Understand your fire safety responsibilities

  • 09 Nov 2021

By John Davidson, Approval Schemes Manager (Systems), National Security Inspectorate

The risks posed to small businesses through fires are far-reaching and must be taken seriously by every business owner and site manager. The consequences of failure to assess the risks, put appropriate measures in place, and ensure fire safety procedures are embedded in daily routines, are potentially disastrous: the threat to life can lead to criminal liability.

Significant potential hazards can close down companies overnight and in this respect fire is often more dangerous than a physical security breach, given the scale and speed with which damage can result, not only from the fire but also from fire-fighting operations in terms of water damage.

 

For instance, a small business suffering a significant fire may simply be unable to reopen the next day, should this be prevented by damaged or destroyed site infrastructure, IT systems and stock – not to mention consequential reputational damage. In today’s social media connected world any such incident represents bad news that can spread quicker and as damagingly as the fire itself.

Assessing risks

Fire risk assessment is the starting point for all fire safety measures protecting small business. Where five or more people are employed by the business as a whole, the results of the assessment must be documented for each site the business operates.

It’s a mandatory task, required by law, and for which responsibility rests with the site’s nominated ‘Responsible Person’ or ‘Duty Holder’. These are simply legal terms which in practice mean the small business owner or manager is almost inevitably responsible for the assessment.

Carrying out a life safety fire risk assessment is key to implementing sufficient fire prevention, protection, detection and suppression measures, alongside safe evacuation procedures to be used in the event of an incident. It is best conducted when a building is occupied and operational since any changes of use or occupancy are essential considerations, not simply perhaps the more obvious integrity of physical elements such as escape routes and fire doors.

 

Fire risk assessments must also be periodically reviewed to ensure they remain valid to take account of recent changes of use, occupancy or to the structure of a building. Measures identified in the assessment must be implemented to both comply with legislation and retain important insurance cover.

How to discharge your duties

No one expects a small business owner/manager to be an expert on fire safety; where the ‘responsible person’ feels unable to apply available guidance themselves the fire risk assessment can be competently carried out by a service provider holding third-party approval from an accredited certification body such as NSI. This enables those responsible for the premises to discharge their legal requirements, fulfil insurance-related stipulations and gain valuable peace of mind.

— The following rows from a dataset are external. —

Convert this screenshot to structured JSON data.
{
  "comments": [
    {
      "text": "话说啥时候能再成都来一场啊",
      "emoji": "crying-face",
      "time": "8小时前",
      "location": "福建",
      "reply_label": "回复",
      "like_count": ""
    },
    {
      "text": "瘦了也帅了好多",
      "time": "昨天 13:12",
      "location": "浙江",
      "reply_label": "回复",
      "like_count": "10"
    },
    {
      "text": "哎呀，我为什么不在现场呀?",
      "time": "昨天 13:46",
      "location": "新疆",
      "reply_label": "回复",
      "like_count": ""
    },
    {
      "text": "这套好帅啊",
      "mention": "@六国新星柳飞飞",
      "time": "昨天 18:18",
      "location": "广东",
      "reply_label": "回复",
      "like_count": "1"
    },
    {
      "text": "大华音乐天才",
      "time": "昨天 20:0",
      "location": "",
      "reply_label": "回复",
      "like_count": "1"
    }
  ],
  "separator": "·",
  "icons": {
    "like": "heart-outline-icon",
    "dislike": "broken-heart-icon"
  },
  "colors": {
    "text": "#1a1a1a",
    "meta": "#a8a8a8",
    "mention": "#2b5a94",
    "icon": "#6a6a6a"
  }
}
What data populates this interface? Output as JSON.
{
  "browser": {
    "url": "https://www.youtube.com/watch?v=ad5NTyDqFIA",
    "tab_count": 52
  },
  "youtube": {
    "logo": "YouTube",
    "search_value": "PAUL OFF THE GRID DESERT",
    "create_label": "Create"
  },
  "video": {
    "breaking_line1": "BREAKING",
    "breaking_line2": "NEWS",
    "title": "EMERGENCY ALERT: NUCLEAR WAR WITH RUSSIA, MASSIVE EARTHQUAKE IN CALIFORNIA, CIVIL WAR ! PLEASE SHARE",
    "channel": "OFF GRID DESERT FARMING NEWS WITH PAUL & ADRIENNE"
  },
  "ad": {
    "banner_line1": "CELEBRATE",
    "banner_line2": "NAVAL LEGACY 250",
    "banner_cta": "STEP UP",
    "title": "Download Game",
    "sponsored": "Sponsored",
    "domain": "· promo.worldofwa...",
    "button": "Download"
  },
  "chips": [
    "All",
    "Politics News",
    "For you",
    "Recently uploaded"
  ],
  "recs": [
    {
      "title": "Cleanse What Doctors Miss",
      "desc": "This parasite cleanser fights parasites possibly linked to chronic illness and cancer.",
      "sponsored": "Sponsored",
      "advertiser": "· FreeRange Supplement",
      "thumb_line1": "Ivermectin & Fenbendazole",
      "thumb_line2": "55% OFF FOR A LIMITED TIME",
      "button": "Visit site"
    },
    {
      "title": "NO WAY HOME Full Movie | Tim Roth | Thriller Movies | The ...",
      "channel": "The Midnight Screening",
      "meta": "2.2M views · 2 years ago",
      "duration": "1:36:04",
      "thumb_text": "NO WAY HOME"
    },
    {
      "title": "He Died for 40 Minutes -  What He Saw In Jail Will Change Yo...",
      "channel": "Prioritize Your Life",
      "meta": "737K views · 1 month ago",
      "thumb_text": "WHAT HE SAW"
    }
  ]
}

Approved (certificated) providers offer the additional reassurance of compliance with all relevant British and European standards and operational codes of practice across a range of services according to their Certificate of Approval, which can include fire detection and alarm systems, portable fire extinguisher services, emergency lighting as well as life safety fire risk assessment.

Common fire risks

Typical fire safety risks include electrical faults, misuse of equipment such as portable heaters, and blocking of fire escape routes.

Fixed wiring should be inspected at least every five years as per BS 7671 while equipment such as PCs, monitor screens and printers should be periodically checked in accordance with Health and Safety Executive guidance documents INDG236 or HSG107.

 

Good practice fire safety ‘housekeeping’ measures, combined with effective maintenance regimes, should include the weekly testing of fire alarms alongside monthly testing of emergency lighting by the ‘user’. Fire door closing mechanisms and locks should be periodically checked and door frames examined for any structural warping or damage, which may impede doors opening or closing. 

Interior and exterior checks should also be made for obstructions on evacuation routes such as stationery supplies or equipment inadvertently left on the floor. Weekly walk-abouts to ensure nothing blocks emergency fire doors are also recommended.

Covid-19 brings new fire safety risks including the storage of potentially flammable sterilising hand-gels, which are typically 70 per cent alcohol. By rights, they should be kept separate from other hazards such as electrical supplies.

The pandemic has also seen many businesses tolerating or even implementing the practice of wedging open fire doors to reduce touch points and increase airflow: this is in direct contradiction of advice from the National Fire Chiefs Council; fire doors wedged open pose a serious life threat in the event of a fire and this is also a breach of fire safety legislation, laying the small business owner at risk of prosecution by the Fire & Rescue Service.

In summary

Fire safety for small businesses starts with assessing risks to protect against injury or loss of life for staff, customers, visitors and others working on-site, eg, contractors. Additionally, the potential extent of damage from flames, smoke, water and extinguishing foam damage in tackling any fire can be catastrophic.

 

A combination of fire safety systems, procedures and regular observational checks lie at the heart of preventing or minimising incidents, thereby safeguarding small businesses’ ability to trade without interruption.

Adopting good fire safety procedures, equipment and signage alongside appropriate systems identified in the fire risk assessment demonstrates respect for the risk and precautions necessary for small business owners to keep staff and customers safe.